Robert Plant -Festival Beauregard 2016 (02/07/2016)


Bon, je sais bien que tout cela va sentir légèrement le réchauffé, un mois après l'événement, mais j'avais le choix (mais, l'avais-je vraiment ?) entre écrire rapidement cette chronique et partir pour deux semaines et demie sur les côtes ensoleillées de la Mer Égée,  descendre des cocktails nocturnes (pour moi, "Fanta Orange, merci" ),  et  visiter les monastères chrétiens bien qu'orthodoxes d'une île de Grèce.

Ceci étant dit, il y a huit ans déjà, qu'à quelques kilomètres de chez moi, sur le 1er week-end de juillet, se déroule le festival de Beauregard.
Je ne m'y étais jamais rendu malgré les quelques grosses têtes d'affiche qui y ont déjà arpenté les planches : Motorhead, ZZ Top et même les Scorpions germaniques l'an dernier. Je suis devenu trop vieux pour ce genre de festivités et rien qu'à l'idée de rester  des heures debout, à attendre au milieu d'une foule interlope, les différents intervenants musicaux, ma bedaine (qui nécessite maintenant un peu plus de place qu'avant !) baisse la tête et regarde encore plus mes pompes qu'à l'habitude.

Mais, le millésime 2016 (v'là que je me mets à causer comme les Inrocks, maintenant ! j'vais pas tarder à m'prendre un procès !), m'a obligé à mettre un mouchoir sur mes peurs et à sortir ma philanthropie notoire de mon pavillon bourgeois.
Robert Plant, rien que ça, avait décidé de venir fouler de ses pieds légendaires, ma  terre d'adoption (au moins celle où je laisserai mes os !), cette Normandie, bien plus verte que le groupe EELV de l'Assemblée Nationale et surtout beaucoup plus calme.

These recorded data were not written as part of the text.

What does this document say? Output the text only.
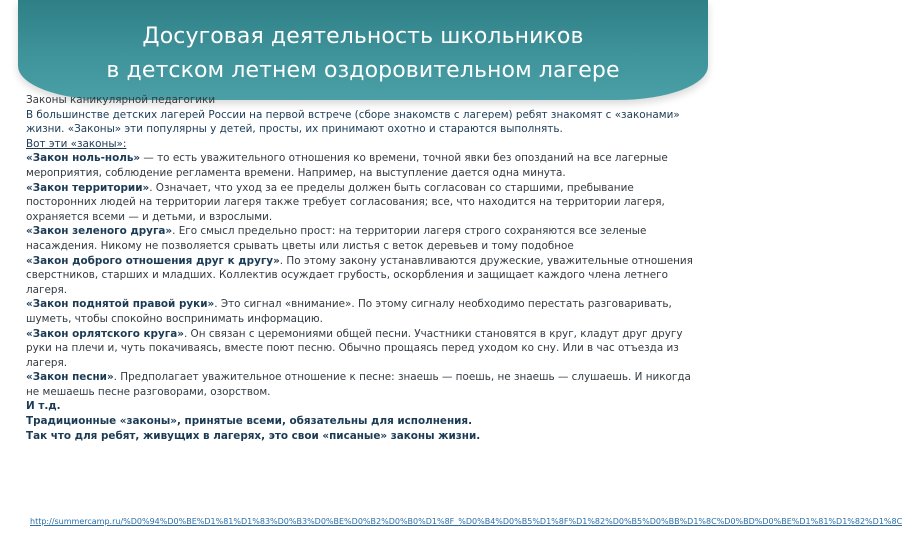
Досуговая деятельность школьников
в детском летнем оздоровительном лагере

Законы каникулярной педагогики

В большинстве детских лагерей России на первой встрече (сборе знакомств с лагерем) ребят знакомят с «законами» жизни. «Законы» эти популярны у детей, просты, их принимают охотно и стараются выполнять.

Вот эти «законы»:

«Закон ноль-ноль» — то есть уважительного отношения ко времени, точной явки без опозданий на все лагерные мероприятия, соблюдение регламента времени. Например, на выступление дается одна минута.

«Закон территории». Означает, что уход за ее пределы должен быть согласован со старшими, пребывание посторонних людей на территории лагеря также требует согласования; все, что находится на территории лагеря, охраняется всеми — и детьми, и взрослыми.

«Закон зеленого друга». Его смысл предельно прост: на территории лагеря строго сохраняются все зеленые насаждения. Никому не позволяется срывать цветы или листья с веток деревьев и тому подобное

«Закон доброго отношения друг к другу». По этому закону устанавливаются дружеские, уважительные отношения сверстников, старших и младших. Коллектив осуждает грубость, оскорбления и защищает каждого члена летнего лагеря.

«Закон поднятой правой руки». Это сигнал «внимание». По этому сигналу необходимо перестать разговаривать, шуметь, чтобы спокойно воспринимать информацию.

«Закон орлятского круга». Он связан с церемониями общей песни. Участники становятся в круг, кладут друг другу руки на плечи и, чуть покачиваясь, вместе поют песню. Обычно прощаясь перед уходом ко сну. Или в час отъезда из лагеря.

«Закон песни». Предполагает уважительное отношение к песне: знаешь — поешь, не знаешь — слушаешь. И никогда не мешаешь песне разговорами, озорством.

И т.д.

Традиционные «законы», принятые всеми, обязательны для исполнения.

Так что для ребят, живущих в лагерях, это свои «писаные» законы жизни.

http://summercamp.ru/%D0%94%D0%BE%D1%81%D1%83%D0%B3%D0%BE%D0%B2%D0%B0%D1%8F_%D0%B4%D0%B5%D1%8F%D1%82%D0%B5%D0%BB%D1%8C%D0%BD%D0%BE%D1%81%D1%82%D1%8C
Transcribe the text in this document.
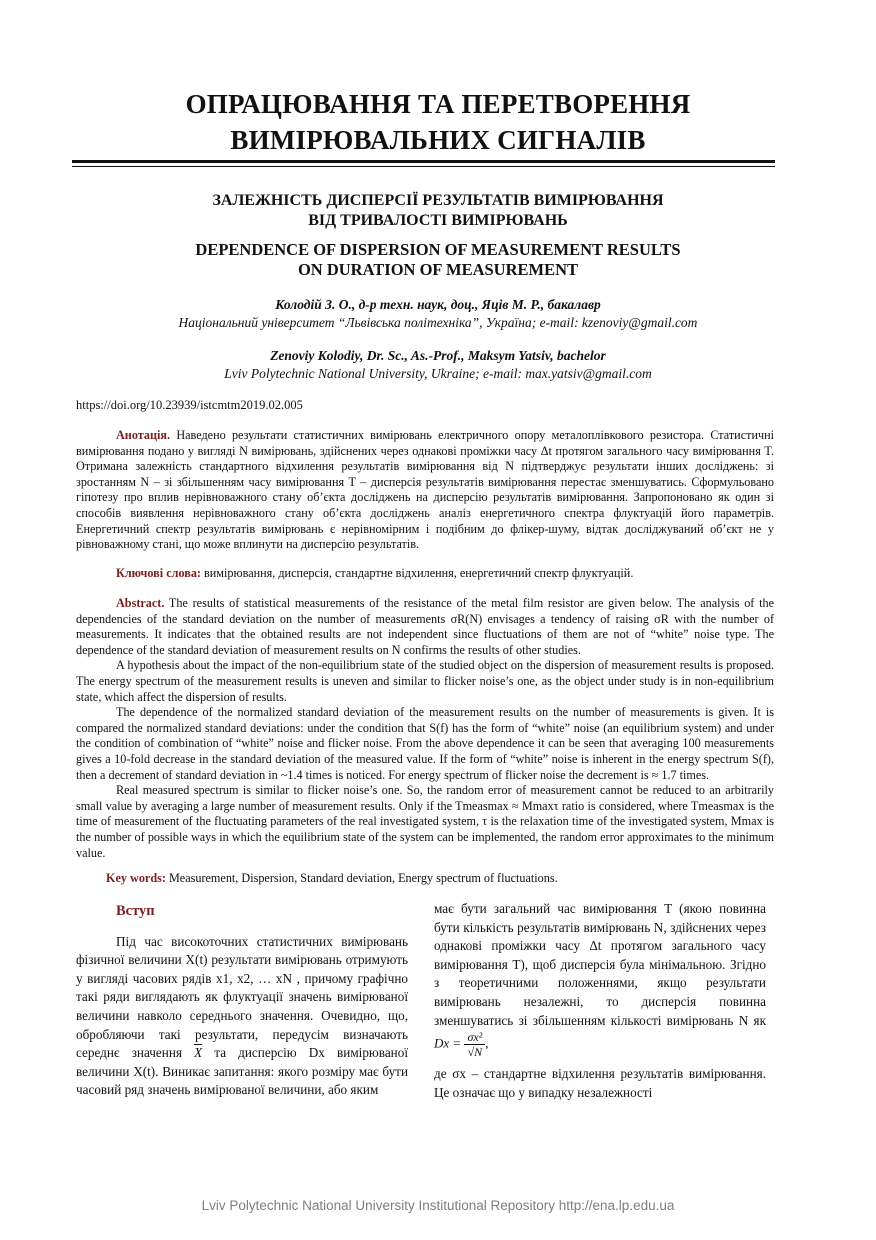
ОПРАЦЮВАННЯ ТА ПЕРЕТВОРЕННЯ
ВИМІРЮВАЛЬНИХ СИГНАЛІВ
ЗАЛЕЖНІСТЬ ДИСПЕРСІЇ РЕЗУЛЬТАТІВ ВИМІРЮВАННЯ
ВІД ТРИВАЛОСТІ ВИМІРЮВАНЬ
DEPENDENCE OF DISPERSION OF MEASUREMENT RESULTS
ON DURATION OF MEASUREMENT
Колодій З. О., д-р техн. наук, доц., Яців М. Р., бакалавр
Національний університет “Львівська політехніка”, Україна; e-mail: kzenoviy@gmail.com
Zenoviy Kolodiy, Dr. Sc., As.-Prof., Maksym Yatsiv, bachelor
Lviv Polytechnic National University, Ukraine; e-mail: max.yatsiv@gmail.com
https://doi.org/10.23939/istcmtm2019.02.005

Анотація. Наведено результати статистичних вимірювань електричного опору металоплівкового резистора. Статистичні вимірювання подано у вигляді N вимірювань, здійснених через однакові проміжки часу Δt протягом загального часу вимірювання T. Отримана залежність стандартного відхилення результатів вимірювання від N підтверджує результати інших досліджень: зі зростанням N – зі збільшенням часу вимірювання T – дисперсія результатів вимірювання перестає зменшуватись. Сформульовано гіпотезу про вплив нерівноважного стану об’єкта досліджень на дисперсію результатів вимірювання. Запропоновано як один зі способів виявлення нерівноважного стану об’єкта досліджень аналіз енергетичного спектра флуктуацій його параметрів. Енергетичний спектр результатів вимірювань є нерівномірним і подібним до флікер-шуму, відтак досліджуваний об’єкт не у рівноважному стані, що може вплинути на дисперсію результатів.

Ключові слова: вимірювання, дисперсія, стандартне відхилення, енергетичний спектр флуктуацій.

Abstract. The results of statistical measurements of the resistance of the metal film resistor are given below. The analysis of the dependencies of the standard deviation on the number of measurements σR(N) envisages a tendency of raising σR with the number of measurements. It indicates that the obtained results are not independent since fluctuations of them are not of “white” noise type. The dependence of the standard deviation of measurement results on N confirms the results of other studies.

A hypothesis about the impact of the non-equilibrium state of the studied object on the dispersion of measurement results is proposed. The energy spectrum of the measurement results is uneven and similar to flicker noise’s one, as the object under study is in non-equilibrium state, which affect the dispersion of results.

The dependence of the normalized standard deviation of the measurement results on the number of measurements is given. It is compared the normalized standard deviations: under the condition that S(f) has the form of “white” noise (an equilibrium system) and under the condition of combination of “white” noise and flicker noise. From the above dependence it can be seen that averaging 100 measurements gives a 10-fold decrease in the standard deviation of the measured value. If the form of “white” noise is inherent in the energy spectrum S(f), then a decrement of standard deviation in ~1.4 times is noticed. For energy spectrum of flicker noise the decrement is ≈ 1.7 times.

Real measured spectrum is similar to flicker noise’s one. So, the random error of measurement cannot be reduced to an arbitrarily small value by averaging a large number of measurement results. Only if the Tmeasmax ≈ Mmaxτ ratio is considered, where Tmeasmax is the time of measurement of the fluctuating parameters of the real investigated system, τ is the relaxation time of the investigated system, Mmax is the number of possible ways in which the equilibrium state of the system can be implemented, the random error approximates to the minimum value.

Key words: Measurement, Dispersion, Standard deviation, Energy spectrum of fluctuations.

Вступ

Під час високоточних статистичних вимірювань фізичної величини X(t) результати вимірювань отримують у вигляді часових рядів x1, x2, … xN , причому графічно такі ряди виглядають як флуктуації значень вимірюваної величини навколо середнього значення. Очевидно, що, обробляючи такі результати, передусім визначають середнє значення $\overline{X}$ та дисперсію Dx вимірюваної величини X(t). Виникає запитання: якого розміру має бути часовий ряд значень вимірюваної величини, або яким

має бути загальний час вимірювання T (якою повинна бути кількість результатів вимірювань N, здійснених через однакові проміжки часу Δt протягом загального часу вимірювання T), щоб дисперсія була мінімальною. Згідно з теоретичними положеннями, якщо результати вимірювань незалежні, то дисперсія повинна зменшуватись зі збільшенням кількості вимірювань N як $Dx = \frac{\text{σx²}}{√N}$ ,

де σx – стандартне відхилення результатів вимірювання. Це означає що у випадку незалежності

Lviv Polytechnic National University Institutional Repository http://ena.lp.edu.ua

La foule, dont je parlais quelques lignes plus haut, n'a pas vraiment changé par rapport à celle des mes 20 ans : y'a toujours autant de gens complètement bourrés qui ont payé une place de concert et qui n'en verront pas une seule minute, autant de gens, arrivés à la bourre et qui fendent l'assistance, à coup d'épaule, pour atteindre les premiers rangs, sans que finalement, personne ne leur dise quoique ce soit...rien de neuf, quoi...ah ! si ! pas loin de moi, une femme bien mûre qui s'intéressait vraiment beaucoup aux attributs d'un gars qui avait la moitié de son parcours...ça, ça n'existait pas au temps grisés de mon adolescence ou alors j'en ai pas vue...de toute façon, qu'est-ce que j' aurais bien pu bien faire...j'm'en sortais déjà pas trop avec celles de mon âge...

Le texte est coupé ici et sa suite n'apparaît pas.